Die Antragsgegnerin hat das Kind widerrechtlich nach
Deutschland verbracht, indem sie ohne Zustimmung des
mitsorgeberechtigten Antragstellers am ...2014 mit dem Kind
aus Polen ausgereist ist. Dies wird in der Beschwerde auch
nicht mehr beanstandet, weshalb insoweit auf die Ausführungen
des Amtsgerichts im angefochtenen Beschluss verwiesen
wird. | |
|
Die Antragsgegnerin meint lediglich, der Rückführung
stünden Art. 13 Abs. 1 lit. b) und Abs. 2 HKÜ entgegen. Deren
Voraussetzungen liegen jedoch nicht
vor. | |
|
a) Nach Art. 13 Abs. 1 lit. b) HKÜ ist die Rückführung bei
einer schwerwiegenden Gefahr eines körperlichen und seelischen
Schadens für das Kind abzulehnen. | |
|
Die Vorschrift ist eng auszulegen, um dem Sinn und Zweck
des HKÜ Geltung zu verleihen, eine im Ursprungsstaat
getroffene Sorgeregelung zügig umzusetzen bzw. eine solche zu
erreichen sowie der Präventivwirkung des HKÜ Rechnung zu
tragen. Es genügt deshalb nicht die mit jeder Rückführung des
Kindes verbundene psychische Belastung, die aus der Änderung
der Bezugsperson, des Wechsels der Wohnung, der Schule oder
aus Kontaktverlusten resultiert. Vielmehr müsste darüber
hinaus eine besonders schwerwiegende Beeinträchtigung des
Kindeswohls zu erwarten sein (Hausmann, Internationales und
Europäisches Scheidungsrecht, Art. 13 HKÜ, N 184 m.w.N.).

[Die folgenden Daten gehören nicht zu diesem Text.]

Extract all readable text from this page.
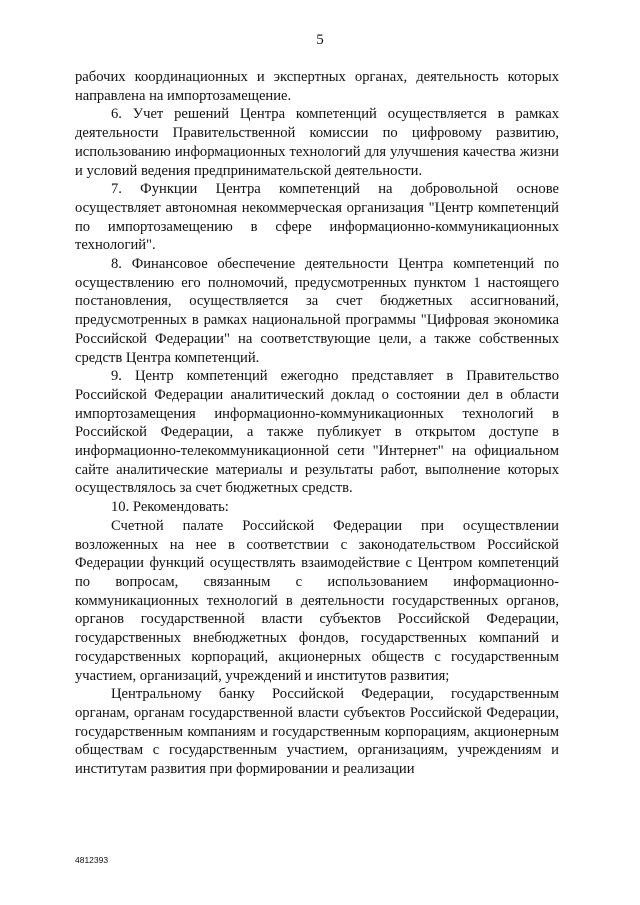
5

рабочих координационных и экспертных органах, деятельность которых направлена на импортозамещение.

6. Учет решений Центра компетенций осуществляется в рамках деятельности Правительственной комиссии по цифровому развитию, использованию информационных технологий для улучшения качества жизни и условий ведения предпринимательской деятельности.

7. Функции Центра компетенций на добровольной основе осуществляет автономная некоммерческая организация "Центр компетенций по импортозамещению в сфере информационно-коммуникационных технологий".

8. Финансовое обеспечение деятельности Центра компетенций по осуществлению его полномочий, предусмотренных пунктом 1 настоящего постановления, осуществляется за счет бюджетных ассигнований, предусмотренных в рамках национальной программы "Цифровая экономика Российской Федерации" на соответствующие цели, а также собственных средств Центра компетенций.

9. Центр компетенций ежегодно представляет в Правительство Российской Федерации аналитический доклад о состоянии дел в области импортозамещения информационно-коммуникационных технологий в Российской Федерации, а также публикует в открытом доступе в информационно-телекоммуникационной сети "Интернет" на официальном сайте аналитические материалы и результаты работ, выполнение которых осуществлялось за счет бюджетных средств.

10. Рекомендовать:

Счетной палате Российской Федерации при осуществлении возложенных на нее в соответствии с законодательством Российской Федерации функций осуществлять взаимодействие с Центром компетенций по вопросам, связанным с использованием информационно-коммуникационных технологий в деятельности государственных органов, органов государственной власти субъектов Российской Федерации, государственных внебюджетных фондов, государственных компаний и государственных корпораций, акционерных обществ с государственным участием, организаций, учреждений и институтов развития;

Центральному банку Российской Федерации, государственным органам, органам государственной власти субъектов Российской Федерации, государственным компаниям и государственным корпорациям, акционерным обществам с государственным участием, организациям, учреждениям и институтам развития при формировании и реализации

4812393
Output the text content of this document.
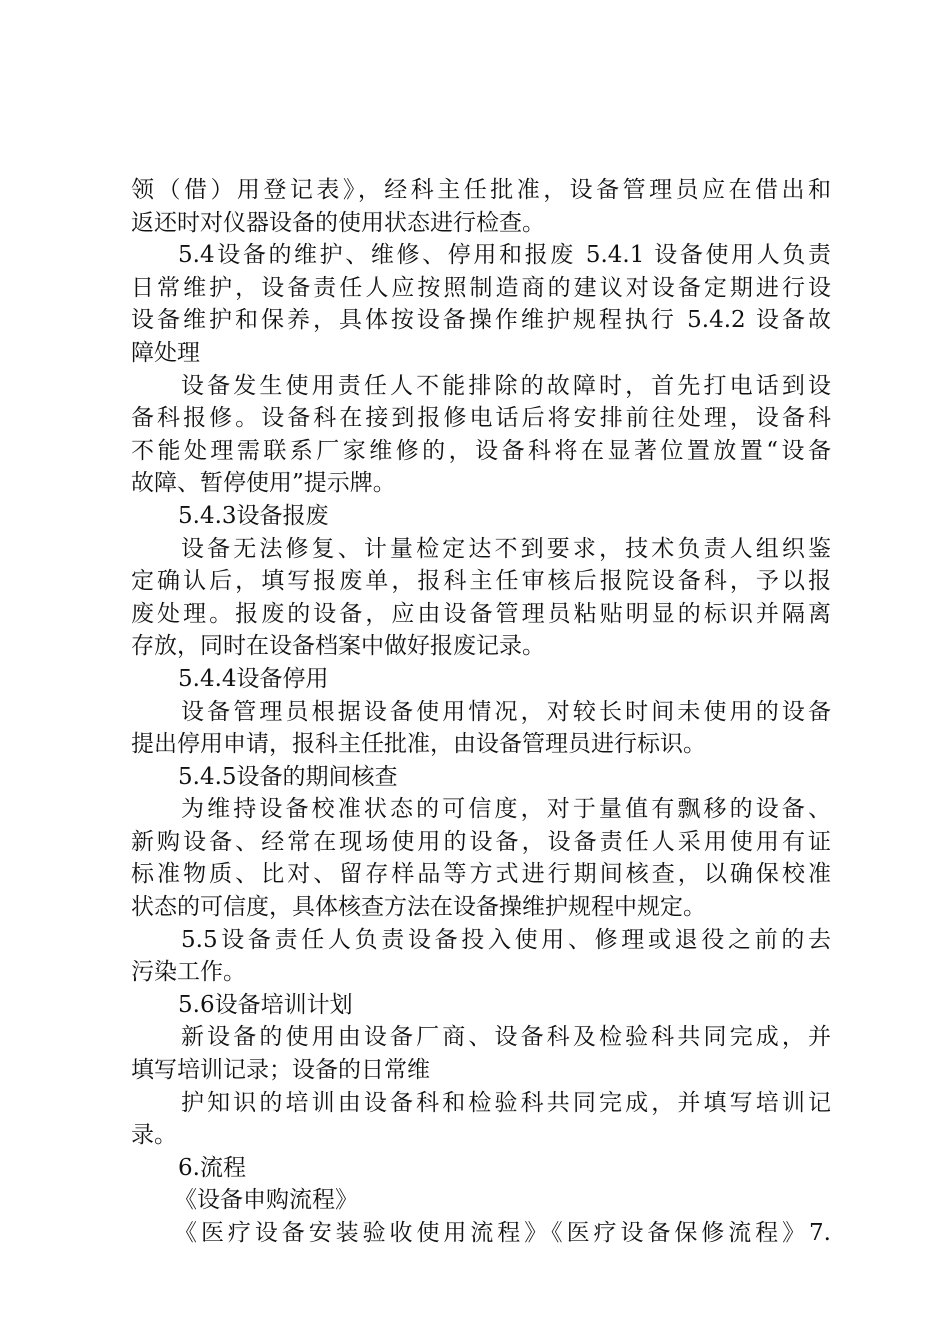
领（借）用登记表》，经科主任批准，设备管理员应在借出和
返还时对仪器设备的使用状态进行检查。
5.4设备的维护、维修、停用和报废 5.4.1 设备使用人负责
日常维护，设备责任人应按照制造商的建议对设备定期进行设
设备维护和保养，具体按设备操作维护规程执行 5.4.2 设备故
障处理
设备发生使用责任人不能排除的故障时，首先打电话到设
备科报修。设备科在接到报修电话后将安排前往处理，设备科
不能处理需联系厂家维修的，设备科将在显著位置放置“设备
故障、暂停使用”提示牌。
5.4.3设备报废
设备无法修复、计量检定达不到要求，技术负责人组织鉴
定确认后，填写报废单，报科主任审核后报院设备科，予以报
废处理。报废的设备，应由设备管理员粘贴明显的标识并隔离
存放，同时在设备档案中做好报废记录。
5.4.4设备停用
设备管理员根据设备使用情况，对较长时间未使用的设备
提出停用申请，报科主任批准，由设备管理员进行标识。
5.4.5设备的期间核查
为维持设备校准状态的可信度，对于量值有飘移的设备、
新购设备、经常在现场使用的设备，设备责任人采用使用有证
标准物质、比对、留存样品等方式进行期间核查，以确保校准
状态的可信度，具体核查方法在设备操维护规程中规定。
5.5设备责任人负责设备投入使用、修理或退役之前的去
污染工作。
5.6设备培训计划
新设备的使用由设备厂商、设备科及检验科共同完成，并
填写培训记录；设备的日常维
护知识的培训由设备科和检验科共同完成，并填写培训记
录。
6.流程
《设备申购流程》
《医疗设备安装验收使用流程》《医疗设备保修流程》7.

Darunter fallen unter anderem die Gefahr von
Kindesmisshandlungen oder die Gefahr für Leib oder Leben, z.B.
in einem Kriegsgebiet. Die von der Antragsgegnerin
vorgebrachten Gründe, die einer Rückführung nach Art. 13 Abs.
1 lit. b HKÜ entgegenstehen sollen, sind effektiv zu prüfen
und das Ergebnis der Prüfung ist darzulegen. Wenn aufgrund
aussagekräftiger psychologischer Gutachten eine schwerwiegende
Gefahr für das Kind hinreichend konkretisiert wird, ist dies
weiter aufzuklären. Ansonsten wäre Art. 8 EMRK verletzt (EGMR,
Urteil vom 26. November 2013, Az. 27853/09, zitiert nach
juris). | |
|
Die Antragsgegnerin bringt ausschließlich solche Gründe
vor, die im Rahmen des Art. 13 Abs. 1 lit. b) HKÜ gerade nicht
zu berücksichtigen sind, wie den Wechsel der Bezugsperson, der
Wohnung und der Schule oder Kontaktverluste zu mittlerweile in
Deutschland gefundenen Freundinnen. Darüber hinaus geht allein
der Umstand, dass N. über soziale Medien von ihren ehemaligen
Klassenkameraden aus Polen gemobbt worden sein soll. Es ist
jedoch nicht zwingend, dass N. in Polen ihre ehemalige Schule
wieder besuchen müsste, so dass der Aspekt bereits deswegen
nicht eingreift. | |
|
b) Die Rückführung scheitert schließlich nicht am
entgegenstehenden Willen von N. (Art. 13 Abs. 2 HKÜ). Dieser
ist zu beachten, wenn das Kind sich der Rückgabe widersetzt
und es ein Alter und eine Reife erreicht hat, die die
Beachtung seiner Meinung angebracht erscheinen lassen. Ob dies
bei einem 10-jährigen Kind grundsätzlich bereits der Fall sein
kann, wird unterschiedlich beurteilt (vgl. Hausmann,
Internationales und Europäisches Ehescheidungsrecht, Art. 13
HKÜ, N 202 m.w.N.). Die erforderliche Reife von N. kann
vorliegend dahingestellt bleiben, nachdem sie sich der
Rückführung nicht ernsthaft und nachdrücklich
widersetzt. | |
|
N. hat sowohl in der Anhörung vor dem Amtsgericht als auch
zuletzt im Beschwerdeverfahren gegenüber ihrem
Verfahrensbeistand geäußert (siehe Bericht vom 27.07.2015),
ihr gefalle es in Deutschland und bei ihrer Mutter besser als
bei ihrem Vater. Die Gründe hierfür hat sie nachvollziehbar
dargelegt. Sie stimmen nur teilweise mit den Behauptungen den
Antragsgegnerin in der Beschwerdebegründung überein. N.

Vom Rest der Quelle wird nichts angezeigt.